Be clear about who your partner is too, says Mangan. “Some lads are used to big trips, off to Vegas for their 40th – know that if you are going to marry a ‘lad’, there is stuff that comes with that,” says Mangan. “A ‘Cath Kidston’ wife will have expectations too and there is nothing wrong with any of that, but just be clear about what you are getting.”

Moving in together

Moving in together means things are going in the right direction. Where one or both of you own the property, signing a cohabitation agreement can provide transparency and protection.

A cohabitation agreement is legally binding and sets out how the property is owned – so if you buy a property together and one of you puts in €100,000 and the other puts in €200,000, that is documented, says Mangan.

What happens if the relationship breaks down, or one of you dies and arrangements for children can also be covered by the agreement.

For some cohabiting couples, the house they share is owned by just one of them. People can be shocked that their partner can acquire rights to the property, says Mangan.

If you are living with someone for two years with a child, or five years if there are no children, and you are not married, if the relationship breaks down and they are deemed to be a qualified cohabitant, they can have rights that are akin to spousal rights.

If you have a cohabitation agreement, it will set out what happens when you break up. It can be as simple as saying you both contract out of the 2010 legislation, but if you don’t contract out, you are in it, says Mangan.

For a cohabitation agreement, both partners must get independent legal advice.

Prenup?

Prenuptial agreements are becoming more common in Ireland, even where couples aren’t mega-wealthy, says Mangan.

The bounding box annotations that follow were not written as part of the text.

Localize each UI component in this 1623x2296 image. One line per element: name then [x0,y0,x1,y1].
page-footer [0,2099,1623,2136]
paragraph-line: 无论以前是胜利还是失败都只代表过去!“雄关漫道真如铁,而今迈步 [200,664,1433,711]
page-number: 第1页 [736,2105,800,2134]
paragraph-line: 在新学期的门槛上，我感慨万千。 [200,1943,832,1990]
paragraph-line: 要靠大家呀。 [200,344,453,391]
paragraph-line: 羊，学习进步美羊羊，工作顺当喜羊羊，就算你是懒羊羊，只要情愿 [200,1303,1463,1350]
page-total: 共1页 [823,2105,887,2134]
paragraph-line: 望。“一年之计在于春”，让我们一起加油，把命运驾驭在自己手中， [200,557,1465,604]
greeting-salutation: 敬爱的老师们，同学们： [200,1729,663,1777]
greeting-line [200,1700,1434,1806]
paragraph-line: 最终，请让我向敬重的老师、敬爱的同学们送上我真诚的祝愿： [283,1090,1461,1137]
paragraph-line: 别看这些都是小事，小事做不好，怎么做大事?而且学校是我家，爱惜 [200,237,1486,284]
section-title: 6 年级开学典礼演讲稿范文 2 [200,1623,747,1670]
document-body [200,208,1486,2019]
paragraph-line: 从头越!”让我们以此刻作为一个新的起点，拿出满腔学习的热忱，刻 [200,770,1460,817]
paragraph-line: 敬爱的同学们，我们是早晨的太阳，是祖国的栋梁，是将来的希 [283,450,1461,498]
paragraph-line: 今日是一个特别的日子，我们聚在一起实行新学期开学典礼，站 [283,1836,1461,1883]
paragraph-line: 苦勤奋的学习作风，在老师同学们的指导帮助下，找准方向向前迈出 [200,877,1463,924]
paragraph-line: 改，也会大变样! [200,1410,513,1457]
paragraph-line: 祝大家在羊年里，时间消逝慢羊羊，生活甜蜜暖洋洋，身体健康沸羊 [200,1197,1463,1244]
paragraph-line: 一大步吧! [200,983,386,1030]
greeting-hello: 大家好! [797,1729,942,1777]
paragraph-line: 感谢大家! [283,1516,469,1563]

She regularly receives inquiries from individuals about how to protect assets acquired before they met their partner. People who anticipate an inheritance from parents may want to protect it.

A prenup is based on the full disclosure of things like salary, savings and property by both parties and puts all the cards on the table before marriage. How you will manage your money, whether you wish to have children will be flushed out, too.

Prenups aren’t enforceable in Ireland, but they can be used to show the intention of parties, says Mangan. If a marriage breaks down relatively quickly and there are no children, the court is more likely to take a prenup into account, she says.

“It is always very surprising, as a family law specialist, how many couples never discuss these fundamental aspects of their relationship before getting married,” says Mangan.

Generally, only assets acquired after the marriage will be deemed joint marital assets in the agreement. Any sole property received by either party will remain their sole property, so long as it remains in the owner’s sole name. In the case of divorce, regardless of a prenup, courts will have to ensure that proper provision is made for both parties and dependent children.

Compromise

Last year, there were 21,159 marriages in Ireland and 5,218 applications for divorce. Understanding and being comfortable with each other’s approach to money before things get serious can save heartache.

Attitudes to money are ingrained from childhood and are unlikely to shift, says Brown. Don’t bet that your partner will change.

“If you have a partner for whom buying a sofa or a kitchen on a payment plan is anathema to them, that attitude is unlikely to change. It doesn’t mean you won’t get that sofa, but their feelings about it won’t change. Your partner may never be comfortable with that,” says Brown.

Some couples will rehearse the same argument for years, unless they can compromise, she says.

“I may say to you, I don’t want to spend that kind of money, however, I recognise it might make you very happy, so I’m willing to compromise. That’s the most important thing in all aspects of a relationship, including in financial behaviour.”